By now it's evolved into something quite different. The nerves still function, but buried beneath five years of generalist overlay. Cyclers and food processors were the first additions to the mix. Then a handful of sleeping pallets, brought in during some emergency debug that went three times around the clock; once strewn across the deck, they proved too convenient to remove. Half a dozen VR headsets, some with Lorenz-lev haptic skins attached. A couple of dreamers with corroded contacts. A set of isometrics pads, fashionable among those wishing to retain a measure of gravity-bound muscle tone. Boxes and treasure chests, grown or extruded or welded together by amateur metalworkers in Atlantis'sexpropriated fabrication shops; they hold the personal effects and secret possessions of whoever brought them here, sealed against intruders with passwords and DNA triggers and, in one case, a clunky antique combination padlock.

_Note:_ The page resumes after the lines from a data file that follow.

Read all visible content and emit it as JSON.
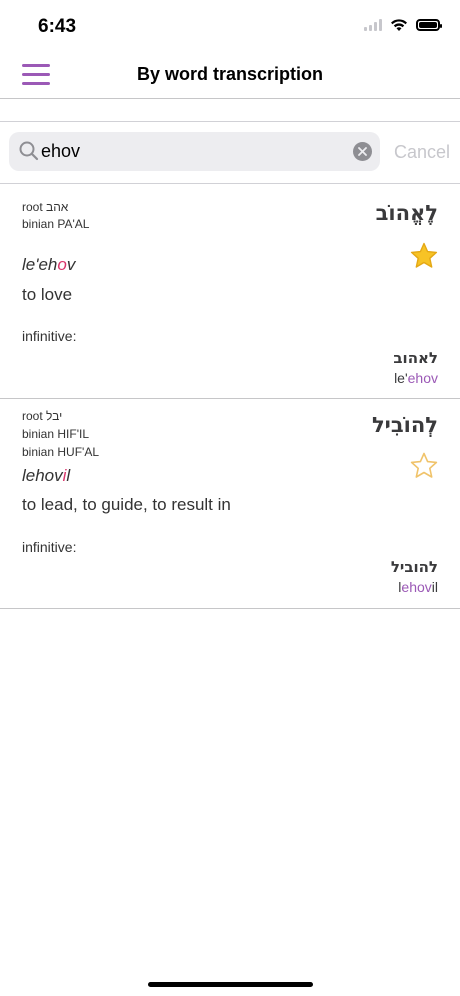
{
  "status_bar": {
    "time": "6:43"
  },
  "nav": {
    "title": "By word transcription"
  },
  "search": {
    "value": "ehov",
    "cancel_label": "Cancel"
  },
  "entries": [
    {
      "root": "root אהב",
      "binian": [
        "binian PA'AL"
      ],
      "hebrew": "לֶאֱהוֹב",
      "favorite": true,
      "transcription_pre": "le'eh",
      "transcription_accent": "o",
      "transcription_post": "v",
      "meaning": "to love",
      "infinitive_label": "infinitive:",
      "infinitive_hebrew": "לאהוב",
      "infinitive_pre": "le'",
      "infinitive_hl": "ehov",
      "infinitive_post": ""
    },
    {
      "root": "root יבל",
      "binian": [
        "binian HIF'IL",
        "binian HUF'AL"
      ],
      "hebrew": "לְהוֹבִיל",
      "favorite": false,
      "transcription_pre": "lehov",
      "transcription_accent": "i",
      "transcription_post": "l",
      "meaning": "to lead, to guide, to result in",
      "infinitive_label": "infinitive:",
      "infinitive_hebrew": "להוביל",
      "infinitive_pre": "l",
      "infinitive_hl": "ehov",
      "infinitive_post": "il"
    }
  ],
  "colors": {
    "accent": "#9b59b6",
    "star_fill": "#f7c325",
    "highlight": "#d9366b"
  },
  "icons": {
    "menu": "hamburger-menu-icon",
    "search": "search-icon",
    "clear": "clear-icon",
    "star_filled": "star-filled-icon",
    "star_outline": "star-outline-icon"
  }
}
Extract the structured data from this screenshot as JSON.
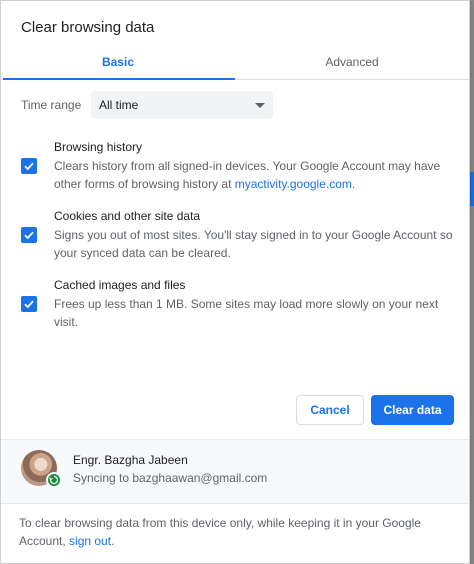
{
  "dialog": {
    "title": "Clear browsing data"
  },
  "tabs": [
    {
      "label": "Basic",
      "active": true
    },
    {
      "label": "Advanced",
      "active": false
    }
  ],
  "time_range": {
    "label": "Time range",
    "value": "All time"
  },
  "options": [
    {
      "title": "Browsing history",
      "desc_pre": "Clears history from all signed-in devices. Your Google Account may have other forms of browsing history at ",
      "desc_link": "myactivity.google.com",
      "desc_post": ".",
      "checked": true
    },
    {
      "title": "Cookies and other site data",
      "desc": "Signs you out of most sites. You'll stay signed in to your Google Account so your synced data can be cleared.",
      "checked": true
    },
    {
      "title": "Cached images and files",
      "desc": "Frees up less than 1 MB. Some sites may load more slowly on your next visit.",
      "checked": true
    }
  ],
  "buttons": {
    "cancel": "Cancel",
    "clear": "Clear data"
  },
  "account": {
    "name": "Engr. Bazgha Jabeen",
    "sync_status": "Syncing to bazghaawan@gmail.com"
  },
  "footer": {
    "text_pre": "To clear browsing data from this device only, while keeping it in your Google Account, ",
    "link": "sign out",
    "text_post": "."
  },
  "colors": {
    "accent": "#1a73e8",
    "sync_badge": "#1e8e3e"
  },
  "icons": [
    "checkbox-checked-icon",
    "dropdown-caret-icon",
    "sync-icon"
  ]
}
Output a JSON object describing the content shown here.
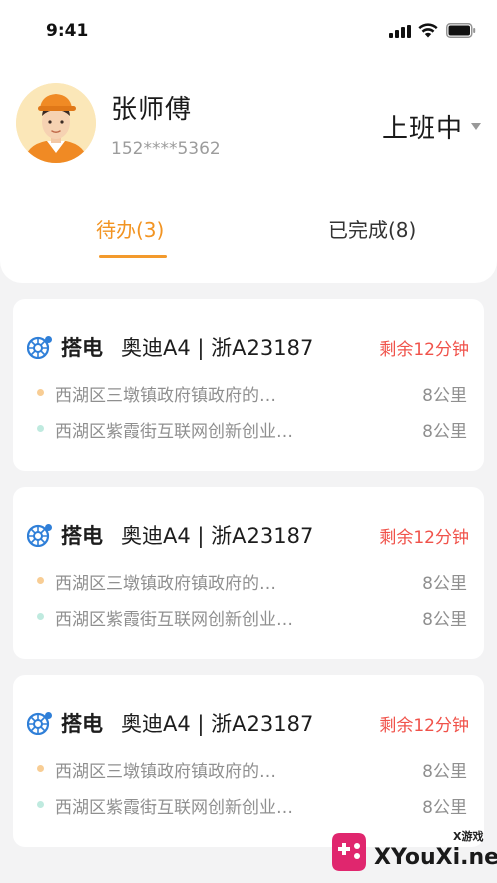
{
  "status_bar": {
    "time": "9:41"
  },
  "profile": {
    "name": "张师傅",
    "phone": "152****5362",
    "work_status": "上班中"
  },
  "tabs": [
    {
      "label": "待办(3)",
      "active": true
    },
    {
      "label": "已完成(8)",
      "active": false
    }
  ],
  "orders": [
    {
      "service": "搭电",
      "vehicle": "奥迪A4 | 浙A23187",
      "remaining": "剩余12分钟",
      "from_address": "西湖区三墩镇政府镇政府的…",
      "from_distance": "8公里",
      "to_address": "西湖区紫霞街互联网创新创业…",
      "to_distance": "8公里"
    },
    {
      "service": "搭电",
      "vehicle": "奥迪A4 | 浙A23187",
      "remaining": "剩余12分钟",
      "from_address": "西湖区三墩镇政府镇政府的…",
      "from_distance": "8公里",
      "to_address": "西湖区紫霞街互联网创新创业…",
      "to_distance": "8公里"
    },
    {
      "service": "搭电",
      "vehicle": "奥迪A4 | 浙A23187",
      "remaining": "剩余12分钟",
      "from_address": "西湖区三墩镇政府镇政府的…",
      "from_distance": "8公里",
      "to_address": "西湖区紫霞街互联网创新创业…",
      "to_distance": "8公里"
    }
  ],
  "watermark": {
    "small_text": "X游戏",
    "big_text": "XYouXi.net"
  },
  "colors": {
    "accent": "#f29422",
    "warning": "#f0524a",
    "icon_blue": "#2f7fd8"
  },
  "icons": {
    "wheel": "wheel-icon",
    "caret": "chevron-down-icon"
  }
}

Perhaps Nolan and the others looked in on the Gene Erickson Show from here, perhaps from somewhere else. Either way, the show's long since over. Erickson, safely comatose, has been abandoned by flesh and blood, his welfare relegated to the attentions of machinery. If there was ever an audience in this dim and cluttered warren, it has dispersed in search of other diversions.

That suits Clarke just fine. She's here in search of private eyes.

The hab's lightstrips are not in use; environmental readouts and flickering surveillance images provide enough light for eyecaps. A dark shape startles at her appearance—then, apparently reassured, moves more calmly towards the far wall and settles onto a pallet.

Bhanderi: he of the once-mighty vocab and the big-ass neurotech degree, fallen from grace thanks to a basement lab and a batch of neurotropes sold to the wrong man's son. He went native two months ago. You hardly ever see him inside any more. Clarke knows better than to talk to him.

Someone's delivered a canister of hydroponic produce from the greenhouse: apples, tomatoes, something that looks like a pineapple glistening listless and sickly gray in the reduced light. On a whim, Clarke reaches over to a wall panel and cranks up the lumens. The compartment glows with unaccustomed brightness.

"Shiiiittt…" Or something like that. Clarke turns, catches a glimpse of Bhanderi disappearing down the well into the wet room.

"Sorry," she calls softly after—but downstairs the airlock's already cycling.

The hab is even more of a festering junk pile with the lights up. Improvised cables and hoses hang in loops, stuck to the module's ribs with waxy blobs of silicon epoxy. Dark tumors of mould grow here and there on the insulated padding that lines the inner surfaces; in a few places, the lining has been ripped out entirely. The raw bulkhead behind glistens like the concave interior of some oily gunmetal skull.

But when the lights come on, and Lenie Clarke sees with some semblance of dryback vision—the produce in the canister verges on psychedaelia. Tomatoes glow like ruby hearts; apples shine green as argon lasers; even the dull lumpy turds of force-grown potatoes seem saturated with earthy browns. This modest little harvest at the bottom of the sea seems, in this moment, to be a richer and more sensual experience than anything Clarke has ever known.

There's an apocalyptic irony to this little tableau. Not that such an impoverished spread could induce rapture in a miserable fuck-up like Lenie Clarke; she's always had to take her tiny pleasures wherever she could find them. No, the irony is that by now, the sight would probably evoke the same intense reaction among any dryback left alive back on shore. The irony is that now, with a whole planet dying by relentless degrees, the healthiest produce in the world may have been force-grown in a tank of chemicals at the bottom of the Atlantic.